Kuruluşundan bu yana yer aldığı AKP'den 2019 yılında sessiz sedasız istifa eden eski Yalova Belediye Başkanı Barbaros Binicioğlu, siyasete üç yıl ara verdikten sonra Demokrat Parti'ye (DP) katıldı. Ardından DP Genel Başkanlığı görevine getirildi.
Kamuoyunun uzun yıllar 'Kurtlar Vadisi Pusu' dizisindeki 'Eşref ve Sami Bey' rolleriyle hatırladığı Binicioğlu, inşaat mühendisliğiyle başlayan kariyerinin politika ve oyunculuğa evrilişi ile AKP'den kopuş sürecini anlattı.
Gazete Duvar'dan Müzeyyen Yüce'nin yönelttiği sorular ve Binicioğlu'nun bunlara verdiği yanıtların ilgili bölümü şöyle :
- Kurtlar Vadisi serüveni bittikten sonra 2014 ve 2019 yıllarında belediye başkanlığı için AK Parti’den yeniden aday adayı oldunuz ama aday gösterilmediniz. AK Parti’den kopuşunuz o süreçte mi başladı?
AK Parti’nin içerisine inanarak girdim. Demokratikleşme, özgürlük iddiasıyla bir çıkış yakaladı ve kuruluş felsefesi iyiydi. Ama zamanla kuruluş felsefesinden uzaklaşmaya, kadroları değişmeye başladı. AK Parti’nin ideallerinden kopuş süreci bana kalırsa 2009–2010 yıllarıdır. O yıllarda rant ortaya çıkmaya başladıkça parti kendi ilkelerinden kopmaya başladı. Ben de yeni dokuya uyum sağlayamadım ve bir gece e-Devlet’e girerek AK Parti’den tek tuşla ayrıldım. Aşağı yukarı 3 sene önce AK Parti’den ayrıldım. Herkes yeni ayrıldım zannediyor ama ben sessiz sedasız ayrıldım, deklare etmedim.
- Sonrasında da Demokrat Parti'ye geçtiniz.
AK Parti’den ayrıldıktan sonra bir süre siyasete mesafe koydum. Kendi inşaat işlerim vardı; onlarla ilgilendim. Daha sonra Demokrat Parti’nin Genel Başkanı Gültekin Uysal’ın davetiyle aslında özüm olan partime geri döndüm. Yani başladığım yere geri döndüm denebilir.
'YOLSUZLUKLAR SİYASETİ FİNANSE EDİYOR'
- AK Parti’de 5 yıl belediye başkanlığı yaptınız. Şu anda da Demokrat Parti’de Yerel Yönetimden Sorumlu Genel Başkan Yardımcısısınız. Az önce rant mekanizmasından bahsettiniz. Siyasi iktidar yerel yönetimleri nasıl kullanıyor. İhaleler nasıl dağıtılıyor?
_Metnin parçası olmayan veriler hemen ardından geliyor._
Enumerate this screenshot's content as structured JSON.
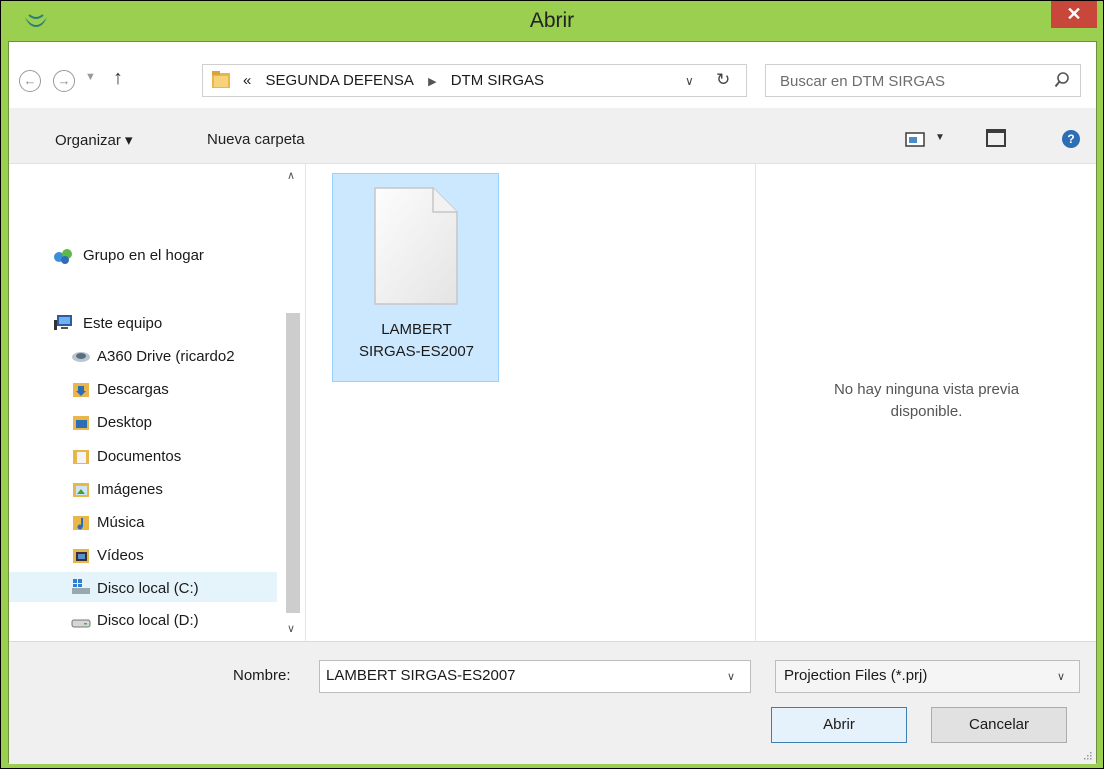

Kendi belediyem özelinde ne ranta izin verdik ne de yolsuzluğa. Başkanlığım döneminde ihale komisyonlarına hiç girmedim. Her zaman basını davet ederek ihaleleri yaptık. Ben 2003 yılında imar rantlarının devlete kazandırılması konusunda bir kanun teklifi hazırlamıştım. O zaman anladım ki imar rantları, yolsuzluklar siyaseti finanse ediyor. Hatta o zaman birisi bana 'Sen herhalde bir daha başkan olmak istemiyorsun' dedi. Yolsuzluk sadece belediyelerde değil, bizim bölgemizde yolsuzluk var.
‘AK PARTİ YOZLAŞTI; ÇEKİLMEYİ BİLMEK GEREKİR’
- AK Parti’de 20 yılda neler değişti. 20 yıl önceki AK Parti ile bugünkü AK Parti’yi karşılaştıracak olursanız neler dersiniz?
2002 yılında AK Parti’ye katılırken neysem bugün de aynı yerdeyim ama bugün AK Parti orada değil. Ben AK Parti’ye karşı olan bir ittifakın içinde değil, Türkiye’nin geleceği için bir araya gelmiş altı partinin olduğu ittifakın içindeyim. Ben AK Parti’nin içindeyken en çok neye üzüldüm biliyor musunuz? İstanbul Teknik Üniversite’nde okurken 12 Eylül ihtilali olmamıştı henüz. Biz okula polis araması eşliğinde girerdik. Her yerde polisin olduğu, aramanın olduğu bir baskı döneminden geçtik. Bugüne geldiğimizde İstanbul’da başlayan Gezi olayları sırasında da ben o dönemleri gördüm. Demokrasi, özgürlük iddiaları Gezi olayları ile tükendi. AK Parti’nin bugünkü durumu yozlaşmadır. Şu anda AK Parti’de kalanların ya korkuları vardır ya maddi beklentileri. Ülke siyaseti kurumsal değilse çok fazla iktidarda kalınması, liderlerin koltuğu bırakmak istememesi o partiyi yozlaştırır. Çekilmeyi bilmek lazım.